In January, Republicans tested this theory by limiting and delaying their own leverage over Barack Obama. In 2011, eventually, they learned that holding the debt limit hostage for a political program was deadly. So they punted the debt limit fight to later in the year – it may now come in early autumn – realizing that sequestration was more of a winnable fight. (yes, I understand the glibness of reducing decisions that cause real pain in the lives of the poor as “fights.”)
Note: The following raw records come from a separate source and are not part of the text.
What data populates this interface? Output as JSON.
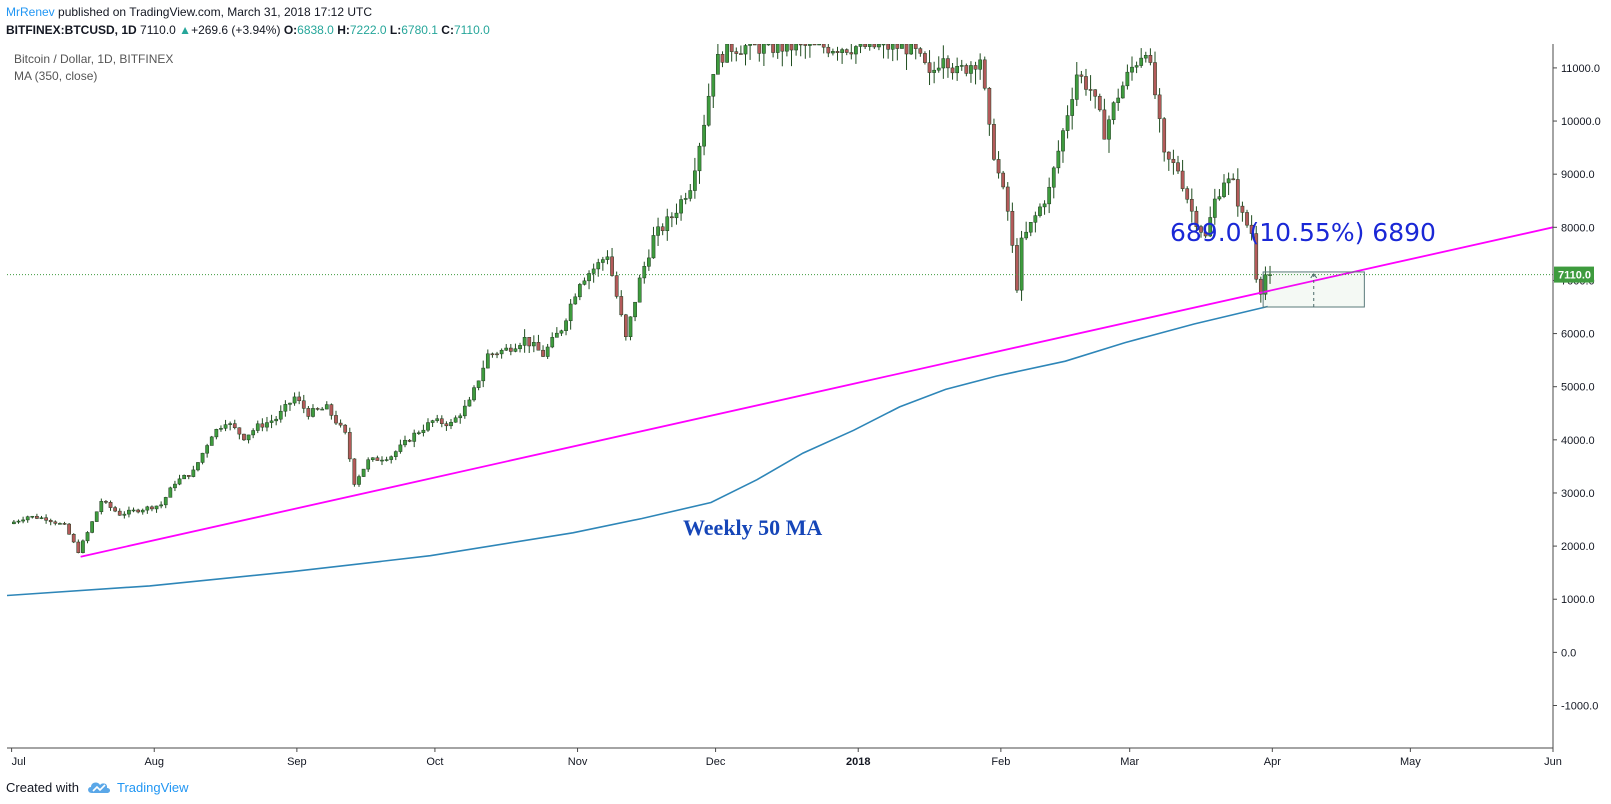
{
  "header": {
    "author": "MrRenev",
    "published": "published on TradingView.com, March 31, 2018 17:12 UTC",
    "symbol": "BITFINEX:BTCUSD, 1D",
    "last_price": "7110.0",
    "up_arrow": "▲",
    "change": "+269.6 (+3.94%)",
    "o_label": "O:",
    "o_value": "6838.0",
    "h_label": "H:",
    "h_value": "7222.0",
    "l_label": "L:",
    "l_value": "6780.1",
    "c_label": "C:",
    "c_value": "7110.0"
  },
  "legend": {
    "title": "Bitcoin / Dollar, 1D, BITFINEX",
    "indicator": "MA (350, close)"
  },
  "annotations": {
    "measure_text": "689.0 (10.55%) 6890",
    "ma_label": "Weekly 50 MA",
    "price_tag": "7110.0"
  },
  "footer": {
    "created": "Created with",
    "brand": "TradingView"
  },
  "colors": {
    "up": "#26a69a",
    "down": "#8b1a1a",
    "candle_body_up": "#3e9b3e",
    "candle_body_down": "#b35a5a",
    "trendline": "#ff00ff",
    "ma": "#2e86b8",
    "measure_text": "#1a28d6",
    "ma_label": "#1646b8",
    "price_tag_bg": "#3e9b3e",
    "grid": "#ffffff",
    "axis": "#131722"
  },
  "chart_data": {
    "type": "candlestick",
    "title": "Bitcoin / Dollar, 1D, BITFINEX",
    "y_ticks": [
      -1000,
      0,
      1000,
      2000,
      3000,
      4000,
      5000,
      6000,
      7000,
      8000,
      9000,
      10000,
      11000
    ],
    "y_tick_labels": [
      "-1000.0",
      "0.0",
      "1000.0",
      "2000.0",
      "3000.0",
      "4000.0",
      "5000.0",
      "6000.0",
      "7000.0",
      "8000.0",
      "9000.0",
      "10000.0",
      "11000.0"
    ],
    "x_ticks": [
      {
        "label": "Jul",
        "date": "2017-07-01"
      },
      {
        "label": "Aug",
        "date": "2017-08-01"
      },
      {
        "label": "Sep",
        "date": "2017-09-01"
      },
      {
        "label": "Oct",
        "date": "2017-10-01"
      },
      {
        "label": "Nov",
        "date": "2017-11-01"
      },
      {
        "label": "Dec",
        "date": "2017-12-01"
      },
      {
        "label": "2018",
        "date": "2018-01-01"
      },
      {
        "label": "Feb",
        "date": "2018-02-01"
      },
      {
        "label": "Mar",
        "date": "2018-03-01"
      },
      {
        "label": "Apr",
        "date": "2018-04-01"
      },
      {
        "label": "May",
        "date": "2018-05-01"
      },
      {
        "label": "Jun",
        "date": "2018-06-01"
      }
    ],
    "x_range": [
      "2017-06-30",
      "2018-06-01"
    ],
    "y_range": [
      -1800,
      11450
    ],
    "last_price": 7110.0,
    "price_path": [
      [
        "2017-07-01",
        2420
      ],
      [
        "2017-07-05",
        2560
      ],
      [
        "2017-07-09",
        2520
      ],
      [
        "2017-07-13",
        2380
      ],
      [
        "2017-07-16",
        1900
      ],
      [
        "2017-07-18",
        2250
      ],
      [
        "2017-07-21",
        2850
      ],
      [
        "2017-07-25",
        2600
      ],
      [
        "2017-07-30",
        2700
      ],
      [
        "2017-08-03",
        2780
      ],
      [
        "2017-08-06",
        3200
      ],
      [
        "2017-08-10",
        3400
      ],
      [
        "2017-08-14",
        4100
      ],
      [
        "2017-08-17",
        4350
      ],
      [
        "2017-08-21",
        4050
      ],
      [
        "2017-08-24",
        4250
      ],
      [
        "2017-08-28",
        4400
      ],
      [
        "2017-09-01",
        4800
      ],
      [
        "2017-09-04",
        4500
      ],
      [
        "2017-09-08",
        4600
      ],
      [
        "2017-09-12",
        4100
      ],
      [
        "2017-09-14",
        3200
      ],
      [
        "2017-09-17",
        3600
      ],
      [
        "2017-09-22",
        3700
      ],
      [
        "2017-09-27",
        4100
      ],
      [
        "2017-10-01",
        4350
      ],
      [
        "2017-10-05",
        4300
      ],
      [
        "2017-10-09",
        4700
      ],
      [
        "2017-10-13",
        5600
      ],
      [
        "2017-10-17",
        5700
      ],
      [
        "2017-10-21",
        5900
      ],
      [
        "2017-10-25",
        5600
      ],
      [
        "2017-10-29",
        6100
      ],
      [
        "2017-11-02",
        7000
      ],
      [
        "2017-11-06",
        7300
      ],
      [
        "2017-11-08",
        7500
      ],
      [
        "2017-11-12",
        5900
      ],
      [
        "2017-11-15",
        7000
      ],
      [
        "2017-11-18",
        7800
      ],
      [
        "2017-11-22",
        8200
      ],
      [
        "2017-11-26",
        8800
      ],
      [
        "2017-11-29",
        10000
      ],
      [
        "2017-12-01",
        11000
      ],
      [
        "2017-12-04",
        11400
      ],
      [
        "2017-12-27",
        11400
      ],
      [
        "2018-01-01",
        11400
      ],
      [
        "2018-01-13",
        11400
      ],
      [
        "2018-01-16",
        11000
      ],
      [
        "2018-01-17",
        10800
      ],
      [
        "2018-01-20",
        11300
      ],
      [
        "2018-01-23",
        10900
      ],
      [
        "2018-01-28",
        11200
      ],
      [
        "2018-01-30",
        9800
      ],
      [
        "2018-02-01",
        9000
      ],
      [
        "2018-02-03",
        8300
      ],
      [
        "2018-02-05",
        6900
      ],
      [
        "2018-02-06",
        7700
      ],
      [
        "2018-02-09",
        8200
      ],
      [
        "2018-02-12",
        8700
      ],
      [
        "2018-02-15",
        9800
      ],
      [
        "2018-02-18",
        10900
      ],
      [
        "2018-02-21",
        10600
      ],
      [
        "2018-02-24",
        9800
      ],
      [
        "2018-02-27",
        10500
      ],
      [
        "2018-03-02",
        11000
      ],
      [
        "2018-03-05",
        11400
      ],
      [
        "2018-03-07",
        10500
      ],
      [
        "2018-03-09",
        9300
      ],
      [
        "2018-03-12",
        9100
      ],
      [
        "2018-03-15",
        8300
      ],
      [
        "2018-03-18",
        7800
      ],
      [
        "2018-03-20",
        8500
      ],
      [
        "2018-03-22",
        8900
      ],
      [
        "2018-03-24",
        8800
      ],
      [
        "2018-03-26",
        8200
      ],
      [
        "2018-03-28",
        7900
      ],
      [
        "2018-03-29",
        7100
      ],
      [
        "2018-03-30",
        6840
      ],
      [
        "2018-03-31",
        7110
      ]
    ],
    "ma_350": [
      [
        "2017-06-30",
        1070
      ],
      [
        "2017-07-31",
        1250
      ],
      [
        "2017-08-31",
        1520
      ],
      [
        "2017-09-30",
        1820
      ],
      [
        "2017-10-31",
        2250
      ],
      [
        "2017-11-15",
        2520
      ],
      [
        "2017-11-30",
        2820
      ],
      [
        "2017-12-10",
        3250
      ],
      [
        "2017-12-20",
        3750
      ],
      [
        "2017-12-31",
        4180
      ],
      [
        "2018-01-10",
        4620
      ],
      [
        "2018-01-20",
        4950
      ],
      [
        "2018-01-31",
        5200
      ],
      [
        "2018-02-15",
        5480
      ],
      [
        "2018-02-28",
        5830
      ],
      [
        "2018-03-15",
        6180
      ],
      [
        "2018-03-31",
        6510
      ]
    ],
    "trendline": {
      "start": [
        "2017-07-16",
        1800
      ],
      "end": [
        "2018-06-01",
        8000
      ]
    },
    "measure_box": {
      "start": "2018-03-30",
      "end": "2018-04-21",
      "low": 6500,
      "high": 7160
    },
    "price_line": 7110.0,
    "grid": false,
    "legend_position": "top-left"
  }
}
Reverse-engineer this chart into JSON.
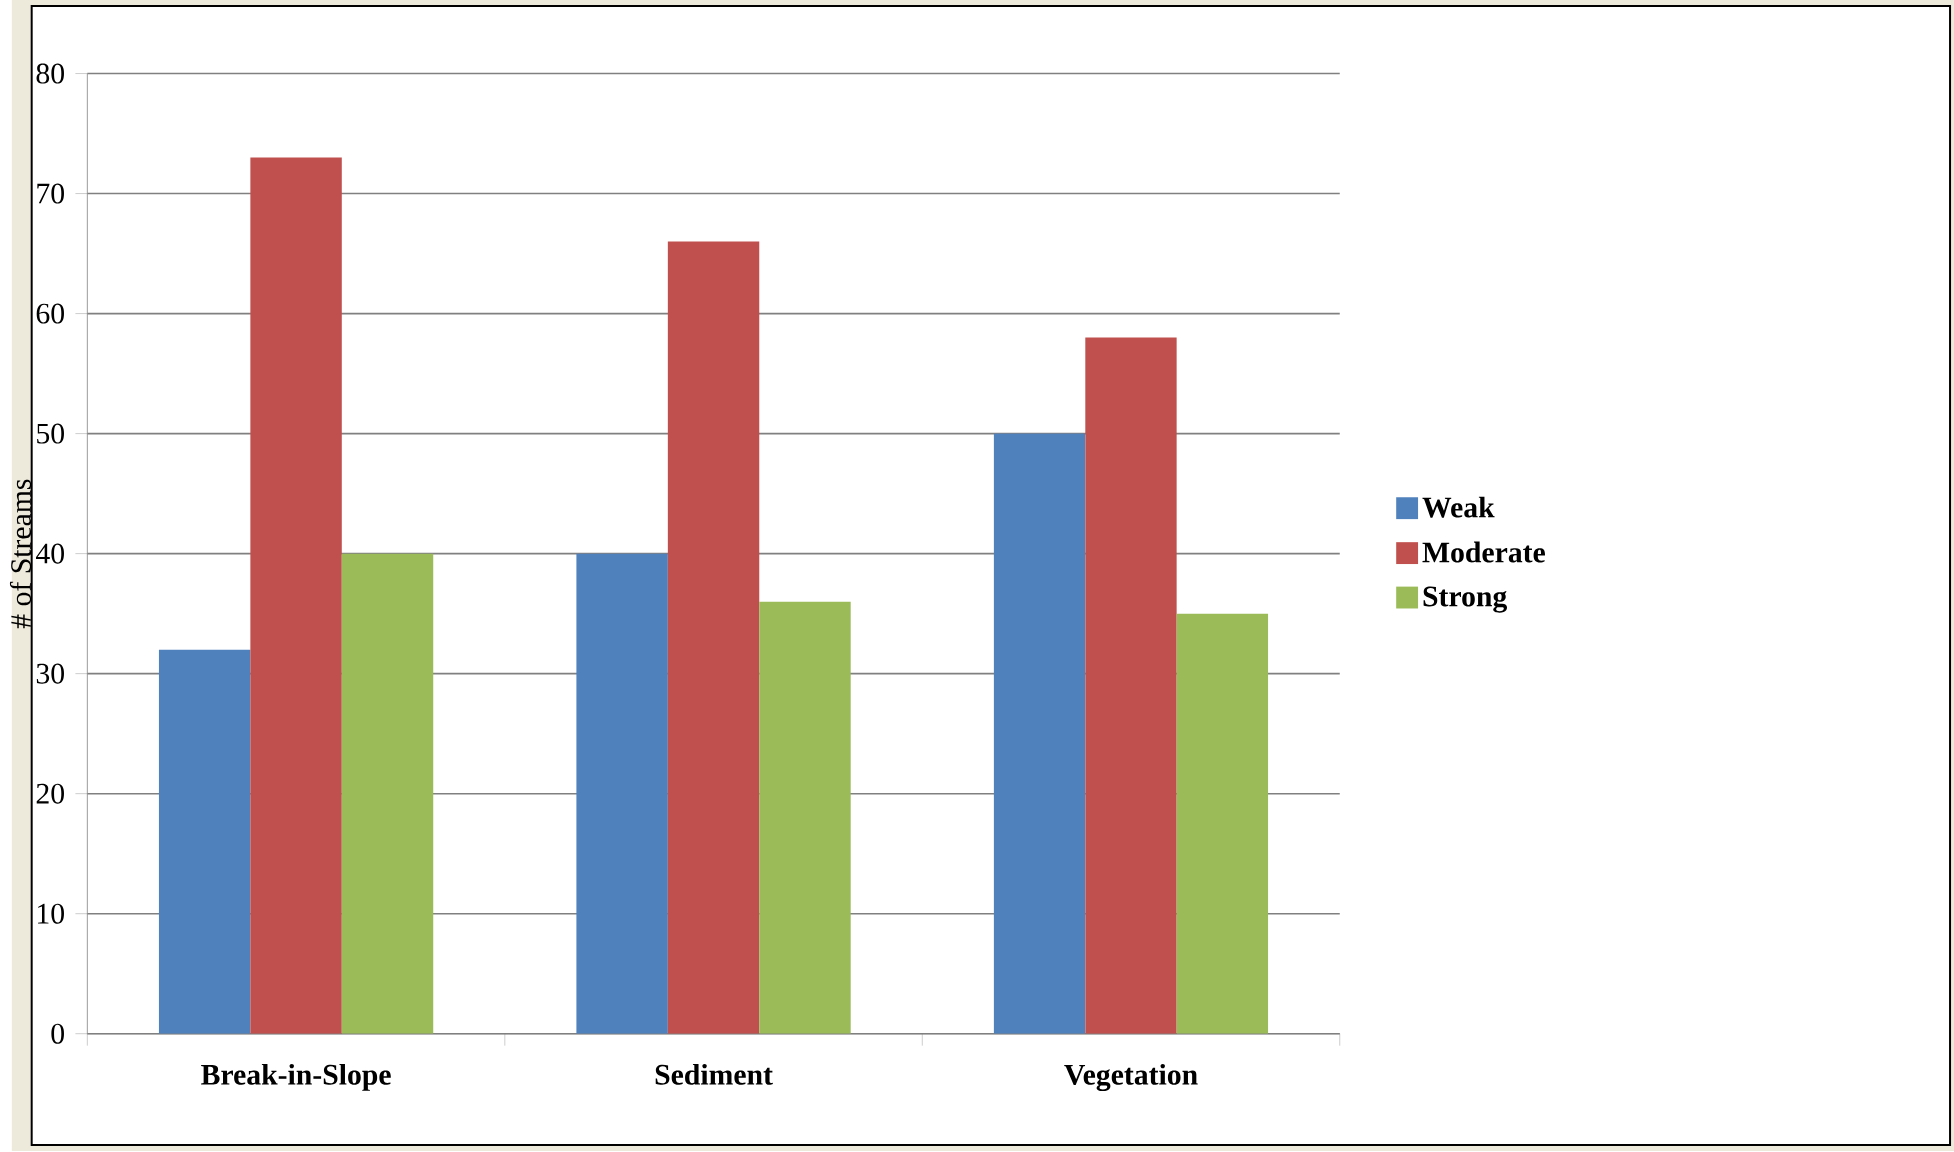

Sequestration arrived, and – it was not as disastrous, for most people, as had been promised. Republicans worked hard to define every showy cut as an Obama stunt; anyway, they had promised legislation, sheparded by James Inhofe, that would have empowered him to get past the purposeful stupidity of the cuts move the money around, spending the same amount but spending it judiciously. It didn’t pass, but in PR terms it didn’t matter. Intuitively, voters don’t understand that a president might be hamstrung when he’s making decisions about spending.

The White House fought this meme. The most pushback I can find came from Jay Carney, who used questions about the furloughs to deliver extremely lengthy talking points. One sample, from Wednesday, of Carney attacking Republicans:

It’s slightly ironic that – and you never hear them mention this – but they should also read the budget that they passed in the House of Representatives.  The Ryan budget cuts – if the dramatic, non-defense discretionary cuts envisioned in that budget were applied across the board – because of course they’re not identified in the Ryan budget – but if they were just applied across the board, the cuts to the FAA would be three times the size of the sequester budget reductions.  Three times.  That’s what they voted for.  That’s what they want to become the law of the land.

And it’s not just the FAA.  The same dramatic, steep cuts in services for children, for seniors; the same kind of harm that we’re seeing from the sequester – eliminating children from Head Start, eliminating access to Meals on Wheels programs for seniors – just multiplied and made worse.  That’s the budget they voted for.

That was supposed to be the message, but when did you ever hear it? Call it the Maureen Dowd Paradox – people are so inclined to see the president as powerful that they don’t understand how and why he might be limited legislatively.